HOT SPRINGS, Ark. – There is a push in the city of Hot Springs to remove a Confederate Soldier statue from downtown. Thousands of people have signed a petition calling for the monument to be taken down. Others are weighing in on social media who are against the removal.
Phillip Malone is one of more than 5,000 people calling for the removal of a Confederate statue on Central Avenue.
“If it were up to me, I would destroy it. I think it’s well past time for the removal of any Confederate memorabilia,” Malone said.
It’s all part of a Change.org petition circulating social media, but not everyone agrees with the push.

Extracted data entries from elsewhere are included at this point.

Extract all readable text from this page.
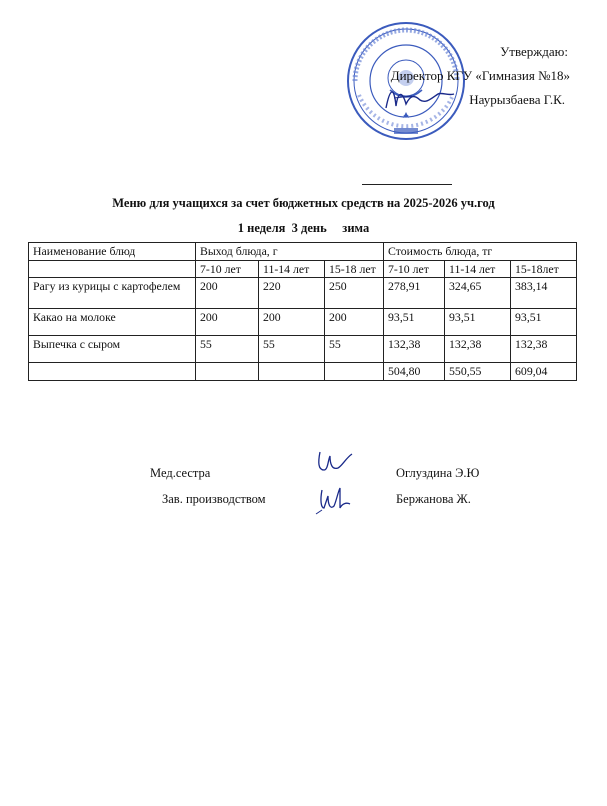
Утверждаю:
Директор КГУ «Гимназия №18»
Наурызбаева Г.К.
Меню для учащихся за счет бюджетных средств на 2025-2026 уч.год
1 неделя  3 день     зима
Наименование блюд	Выход блюда, г			Стоимость блюда, тг		
	7-10 лет	11-14 лет	15-18 лет	7-10 лет	11-14 лет	15-18лет
Рагу из курицы с картофелем	200	220	250	278,91	324,65	383,14
Какао на молоке	200	200	200	93,51	93,51	93,51
Выпечка с сыром	55	55	55	132,38	132,38	132,38
				504,80	550,55	609,04
Мед.сестра	Оглуздина Э.Ю
Зав. производством	Бержанова Ж.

Joel and Melissa Prickett were looking at the memorial Saturday and say it represents a part of the past.
“These are a part of history and they should stay,” Joel said.
They also said this statue has sat in this spot for more than 100 years and removing it would be like removing a chapter in a history book.

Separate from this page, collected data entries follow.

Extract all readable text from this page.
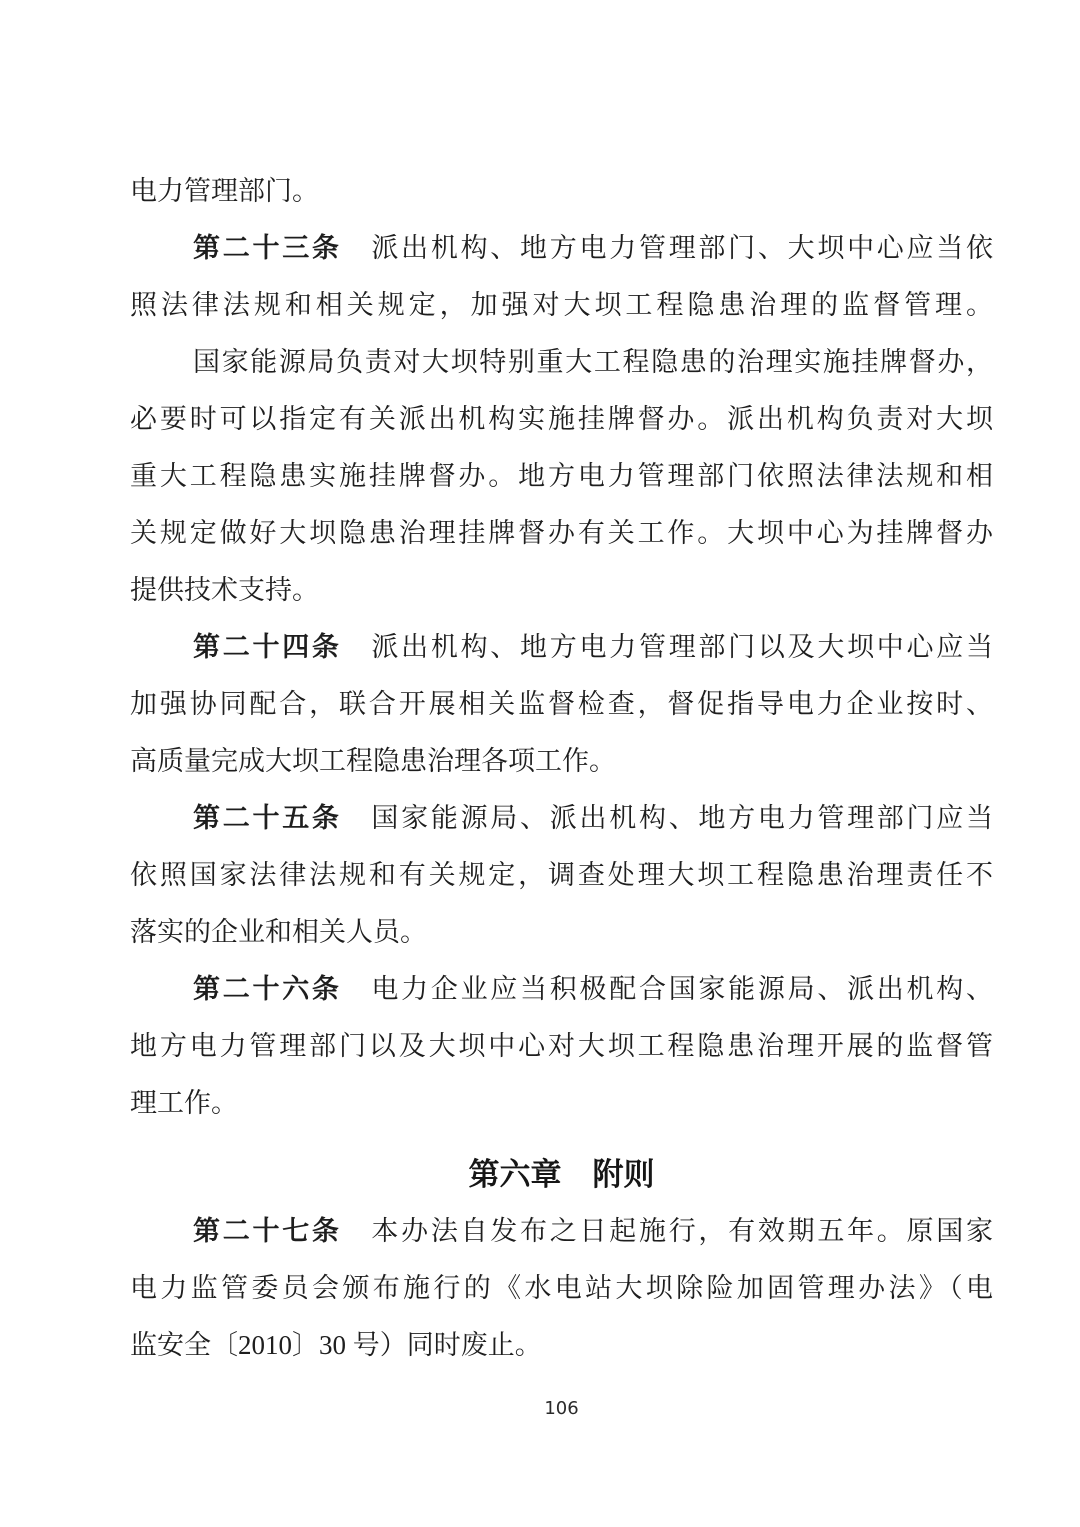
电力管理部门。
第二十三条　派出机构、地方电力管理部门、大坝中心应当依
照法律法规和相关规定，加强对大坝工程隐患治理的监督管理。
国家能源局负责对大坝特别重大工程隐患的治理实施挂牌督办，
必要时可以指定有关派出机构实施挂牌督办。派出机构负责对大坝
重大工程隐患实施挂牌督办。地方电力管理部门依照法律法规和相
关规定做好大坝隐患治理挂牌督办有关工作。大坝中心为挂牌督办
提供技术支持。
第二十四条　派出机构、地方电力管理部门以及大坝中心应当
加强协同配合，联合开展相关监督检查，督促指导电力企业按时、
高质量完成大坝工程隐患治理各项工作。
第二十五条　国家能源局、派出机构、地方电力管理部门应当
依照国家法律法规和有关规定，调查处理大坝工程隐患治理责任不
落实的企业和相关人员。
第二十六条　电力企业应当积极配合国家能源局、派出机构、
地方电力管理部门以及大坝中心对大坝工程隐患治理开展的监督管
理工作。
第六章　附则
第二十七条　本办法自发布之日起施行，有效期五年。原国家
电力监管委员会颁布施行的《水电站大坝除险加固管理办法》（电
监安全〔2010〕30 号）同时废止。
106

“If this monument is removed who will know what happened with the confederacy that took place,” Joel said.
Malone, on the other hand, says this monument is celebrating a dark part of the United States’ past.
“It’s sort of like a middle finger to minorities to me,” Malone said.

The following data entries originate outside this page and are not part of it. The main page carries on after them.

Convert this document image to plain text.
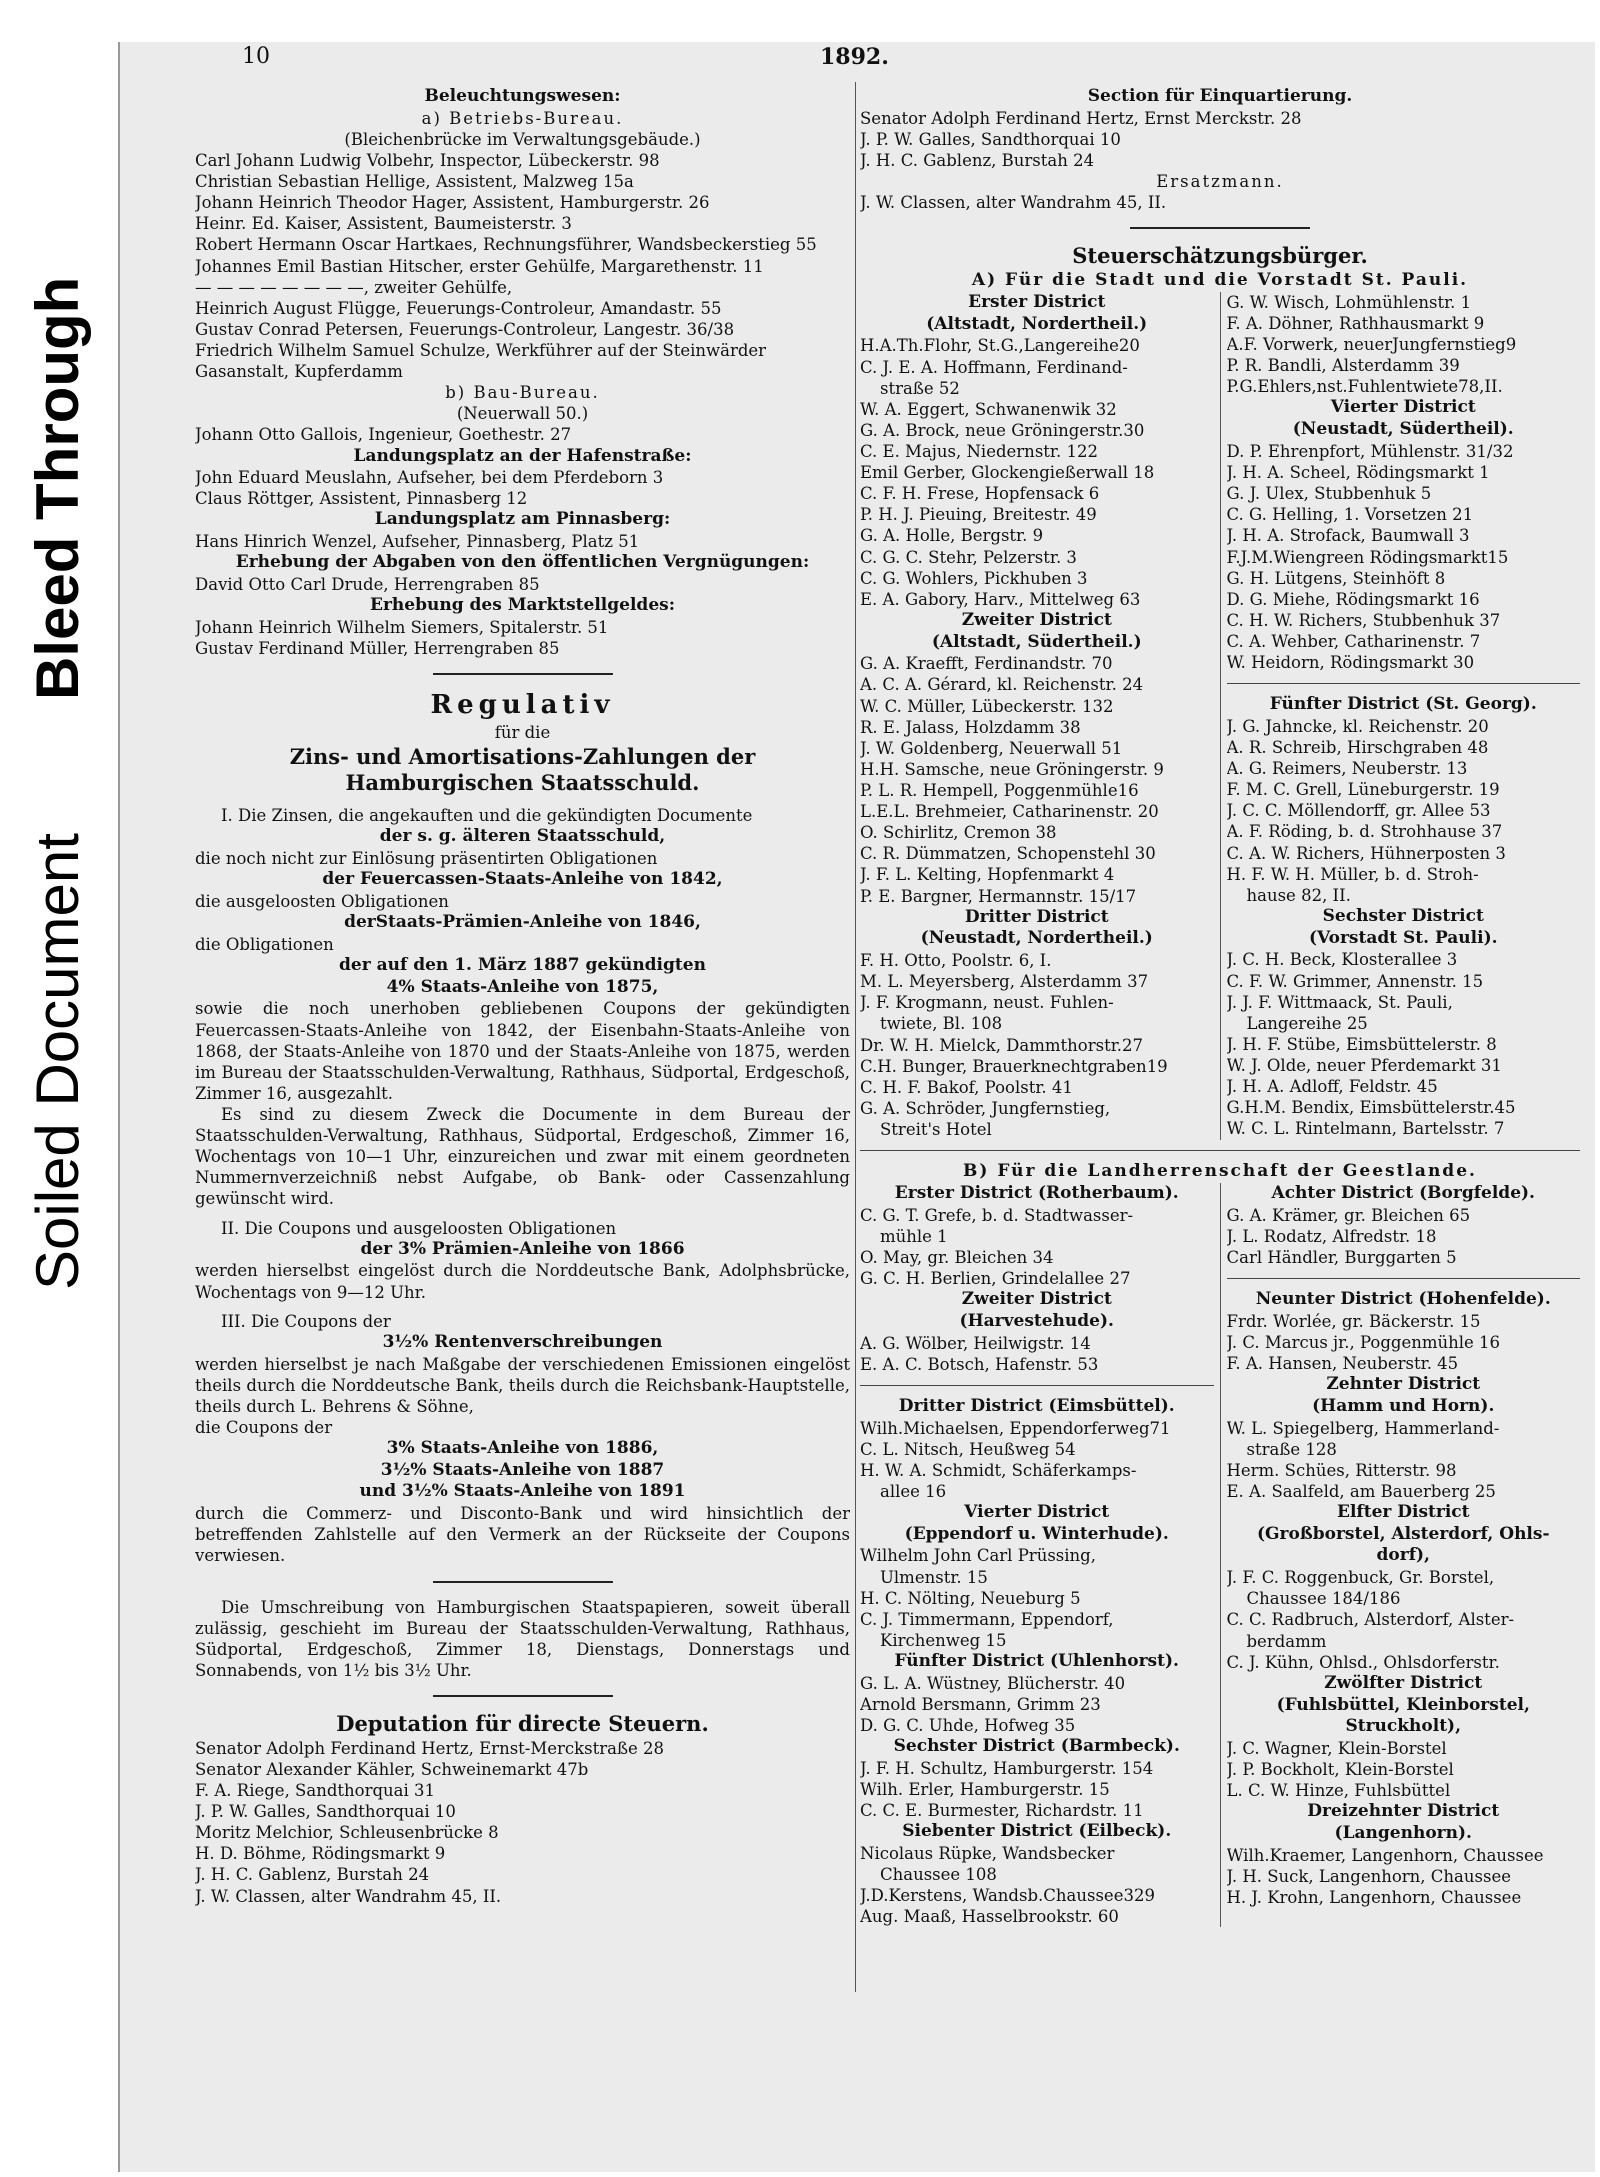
Soiled Document
Bleed Through
10	1892.
Beleuchtungswesen:
a) Betriebs-Bureau.
(Bleichenbrücke im Verwaltungsgebäude.)
Carl Johann Ludwig Volbehr, Inspector, Lübeckerstr. 98
Christian Sebastian Hellige, Assistent, Malzweg 15a
Johann Heinrich Theodor Hager, Assistent, Hamburgerstr. 26
Heinr. Ed. Kaiser, Assistent, Baumeisterstr. 3
Robert Hermann Oscar Hartkaes, Rechnungsführer, Wandsbeckerstieg 55
Johannes Emil Bastian Hitscher, erster Gehülfe, Margarethenstr. 11
— — — — — — — —, zweiter Gehülfe,
Heinrich August Flügge, Feuerungs-Controleur, Amandastr. 55
Gustav Conrad Petersen, Feuerungs-Controleur, Langestr. 36/38
Friedrich Wilhelm Samuel Schulze, Werkführer auf der Steinwärder
Gasanstalt, Kupferdamm
b) Bau-Bureau.
(Neuerwall 50.)
Johann Otto Gallois, Ingenieur, Goethestr. 27
Landungsplatz an der Hafenstraße:
John Eduard Meuslahn, Aufseher, bei dem Pferdeborn 3
Claus Röttger, Assistent, Pinnasberg 12
Landungsplatz am Pinnasberg:
Hans Hinrich Wenzel, Aufseher, Pinnasberg, Platz 51
Erhebung der Abgaben von den öffentlichen Vergnügungen:
David Otto Carl Drude, Herrengraben 85
Erhebung des Marktstellgeldes:
Johann Heinrich Wilhelm Siemers, Spitalerstr. 51
Gustav Ferdinand Müller, Herrengraben 85
Regulativ
für die
Zins- und Amortisations-Zahlungen der
Hamburgischen Staatsschuld.
I. Die Zinsen, die angekauften und die gekündigten Documente
der s. g. älteren Staatsschuld,
die noch nicht zur Einlösung präsentirten Obligationen
der Feuercassen-Staats-Anleihe von 1842,
die ausgeloosten Obligationen
derStaats-Prämien-Anleihe von 1846,
die Obligationen
der auf den 1. März 1887 gekündigten
4% Staats-Anleihe von 1875,
sowie die noch unerhoben gebliebenen Coupons der gekündigten Feuercassen-Staats-Anleihe von 1842, der Eisenbahn-Staats-Anleihe von 1868, der Staats-Anleihe von 1870 und der Staats-Anleihe von 1875, werden im Bureau der Staatsschulden-Verwaltung, Rathhaus, Südportal, Erdgeschoß, Zimmer 16, ausgezahlt.
Es sind zu diesem Zweck die Documente in dem Bureau der Staatsschulden-Verwaltung, Rathhaus, Südportal, Erdgeschoß, Zimmer 16, Wochentags von 10—1 Uhr, einzureichen und zwar mit einem geordneten Nummernverzeichniß nebst Aufgabe, ob Bank- oder Cassenzahlung gewünscht wird.
II. Die Coupons und ausgeloosten Obligationen
der 3% Prämien-Anleihe von 1866
werden hierselbst eingelöst durch die Norddeutsche Bank, Adolphsbrücke, Wochentags von 9—12 Uhr.
III. Die Coupons der
3½% Rentenverschreibungen
werden hierselbst je nach Maßgabe der verschiedenen Emissionen eingelöst theils durch die Norddeutsche Bank, theils durch die Reichsbank-Hauptstelle, theils durch L. Behrens & Söhne,
die Coupons der
3% Staats-Anleihe von 1886,
3½% Staats-Anleihe von 1887
und 3½% Staats-Anleihe von 1891
durch die Commerz- und Disconto-Bank und wird hinsichtlich der betreffenden Zahlstelle auf den Vermerk an der Rückseite der Coupons verwiesen.
Die Umschreibung von Hamburgischen Staatspapieren, soweit überall zulässig, geschieht im Bureau der Staatsschulden-Verwaltung, Rathhaus, Südportal, Erdgeschoß, Zimmer 18, Dienstags, Donnerstags und Sonnabends, von 1½ bis 3½ Uhr.
Deputation für directe Steuern.
Senator Adolph Ferdinand Hertz, Ernst-Merckstraße 28
Senator Alexander Kähler, Schweinemarkt 47b
F. A. Riege, Sandthorquai 31
J. P. W. Galles, Sandthorquai 10
Moritz Melchior, Schleusenbrücke 8
H. D. Böhme, Rödingsmarkt 9
J. H. C. Gablenz, Burstah 24
J. W. Classen, alter Wandrahm 45, II.
Section für Einquartierung.
Senator Adolph Ferdinand Hertz, Ernst Merckstr. 28
J. P. W. Galles, Sandthorquai 10
J. H. C. Gablenz, Burstah 24
Ersatzmann.
J. W. Classen, alter Wandrahm 45, II.
Steuerschätzungsbürger.
A) Für die Stadt und die Vorstadt St. Pauli.
Erster District
(Altstadt, Nordertheil.)
H.A.Th.Flohr, St.G.,Langereihe20
C. J. E. A. Hoffmann, Ferdinand-
straße 52
W. A. Eggert, Schwanenwik 32
G. A. Brock, neue Gröningerstr.30
C. E. Majus, Niedernstr. 122
Emil Gerber, Glockengießerwall 18
C. F. H. Frese, Hopfensack 6
P. H. J. Pieuing, Breitestr. 49
G. A. Holle, Bergstr. 9
C. G. C. Stehr, Pelzerstr. 3
C. G. Wohlers, Pickhuben 3
E. A. Gabory, Harv., Mittelweg 63
Zweiter District
(Altstadt, Südertheil.)
G. A. Kraefft, Ferdinandstr. 70
A. C. A. Gérard, kl. Reichenstr. 24
W. C. Müller, Lübeckerstr. 132
R. E. Jalass, Holzdamm 38
J. W. Goldenberg, Neuerwall 51
H.H. Samsche, neue Gröningerstr. 9
P. L. R. Hempell, Poggenmühle16
L.E.L. Brehmeier, Catharinenstr. 20
O. Schirlitz, Cremon 38
C. R. Dümmatzen, Schopenstehl 30
J. F. L. Kelting, Hopfenmarkt 4
P. E. Bargner, Hermannstr. 15/17
Dritter District
(Neustadt, Nordertheil.)
F. H. Otto, Poolstr. 6, I.
M. L. Meyersberg, Alsterdamm 37
J. F. Krogmann, neust. Fuhlen-
twiete, Bl. 108
Dr. W. H. Mielck, Dammthorstr.27
C.H. Bunger, Brauerknechtgraben19
C. H. F. Bakof, Poolstr. 41
G. A. Schröder, Jungfernstieg,
Streit's Hotel
G. W. Wisch, Lohmühlenstr. 1
F. A. Döhner, Rathhausmarkt 9
A.F. Vorwerk, neuerJungfernstieg9
P. R. Bandli, Alsterdamm 39
P.G.Ehlers,nst.Fuhlentwiete78,II.
Vierter District
(Neustadt, Südertheil).
D. P. Ehrenpfort, Mühlenstr. 31/32
J. H. A. Scheel, Rödingsmarkt 1
G. J. Ulex, Stubbenhuk 5
C. G. Helling, 1. Vorsetzen 21
J. H. A. Strofack, Baumwall 3
F.J.M.Wiengreen Rödingsmarkt15
G. H. Lütgens, Steinhöft 8
D. G. Miehe, Rödingsmarkt 16
C. H. W. Richers, Stubbenhuk 37
C. A. Wehber, Catharinenstr. 7
W. Heidorn, Rödingsmarkt 30
Fünfter District (St. Georg).
J. G. Jahncke, kl. Reichenstr. 20
A. R. Schreib, Hirschgraben 48
A. G. Reimers, Neuberstr. 13
F. M. C. Grell, Lüneburgerstr. 19
J. C. C. Möllendorff, gr. Allee 53
A. F. Röding, b. d. Strohhause 37
C. A. W. Richers, Hühnerposten 3
H. F. W. H. Müller, b. d. Stroh-
hause 82, II.
Sechster District
(Vorstadt St. Pauli).
J. C. H. Beck, Klosterallee 3
C. F. W. Grimmer, Annenstr. 15
J. J. F. Wittmaack, St. Pauli,
Langereihe 25
J. H. F. Stübe, Eimsbüttelerstr. 8
W. J. Olde, neuer Pferdemarkt 31
J. H. A. Adloff, Feldstr. 45
G.H.M. Bendix, Eimsbüttelerstr.45
W. C. L. Rintelmann, Bartelsstr. 7
B) Für die Landherrenschaft der Geestlande.
Erster District (Rotherbaum).
C. G. T. Grefe, b. d. Stadtwasser-
mühle 1
O. May, gr. Bleichen 34
G. C. H. Berlien, Grindelallee 27
Zweiter District
(Harvestehude).
A. G. Wölber, Heilwigstr. 14
E. A. C. Botsch, Hafenstr. 53
Dritter District (Eimsbüttel).
Wilh.Michaelsen, Eppendorferweg71
C. L. Nitsch, Heußweg 54
H. W. A. Schmidt, Schäferkamps-
allee 16
Vierter District
(Eppendorf u. Winterhude).
Wilhelm John Carl Prüssing,
Ulmenstr. 15
H. C. Nölting, Neueburg 5
C. J. Timmermann, Eppendorf,
Kirchenweg 15
Fünfter District (Uhlenhorst).
G. L. A. Wüstney, Blücherstr. 40
Arnold Bersmann, Grimm 23
D. G. C. Uhde, Hofweg 35
Sechster District (Barmbeck).
J. F. H. Schultz, Hamburgerstr. 154
Wilh. Erler, Hamburgerstr. 15
C. C. E. Burmester, Richardstr. 11
Siebenter District (Eilbeck).
Nicolaus Rüpke, Wandsbecker
Chaussee 108
J.D.Kerstens, Wandsb.Chaussee329
Aug. Maaß, Hasselbrookstr. 60
Achter District (Borgfelde).
G. A. Krämer, gr. Bleichen 65
J. L. Rodatz, Alfredstr. 18
Carl Händler, Burggarten 5
Neunter District (Hohenfelde).
Frdr. Worlée, gr. Bäckerstr. 15
J. C. Marcus jr., Poggenmühle 16
F. A. Hansen, Neuberstr. 45
Zehnter District
(Hamm und Horn).
W. L. Spiegelberg, Hammerland-
straße 128
Herm. Schües, Ritterstr. 98
E. A. Saalfeld, am Bauerberg 25
Elfter District
(Großborstel, Alsterdorf, Ohls-
dorf),
J. F. C. Roggenbuck, Gr. Borstel,
Chaussee 184/186
C. C. Radbruch, Alsterdorf, Alster-
berdamm
C. J. Kühn, Ohlsd., Ohlsdorferstr.
Zwölfter District
(Fuhlsbüttel, Kleinborstel,
Struckholt),
J. C. Wagner, Klein-Borstel
J. P. Bockholt, Klein-Borstel
L. C. W. Hinze, Fuhlsbüttel
Dreizehnter District
(Langenhorn).
Wilh.Kraemer, Langenhorn, Chaussee
J. H. Suck, Langenhorn, Chaussee
H. J. Krohn, Langenhorn, Chaussee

The property is owned by the United Daughters of the Confederacy. Ultimately, it doesn’t matter how many signatures the petition gets, they decide whether the monument stays or goes.
City Manager Bill Burrough said he talked with the owners about relocating the statue in 2017, but thinks it’s time to revisit that conversation.
“When there are such strong opinions on both sides then someone has to have that dialogue and if not me then who,” Burrough said.
He believes monuments that are in downtown should speak for the entire community.
“It’s not something that I think represents the city of Hot Springs as a whole,” Burrough said.
Ultimately, he hopes they can have an open conversation and find a solution for everyone.
“I’m not saying we need to tear the monument down. I’m just saying there is a more appropriate place to have it,” Burrough said.
We did reach out to the United Daughters of the Confederacy. We have not heard back.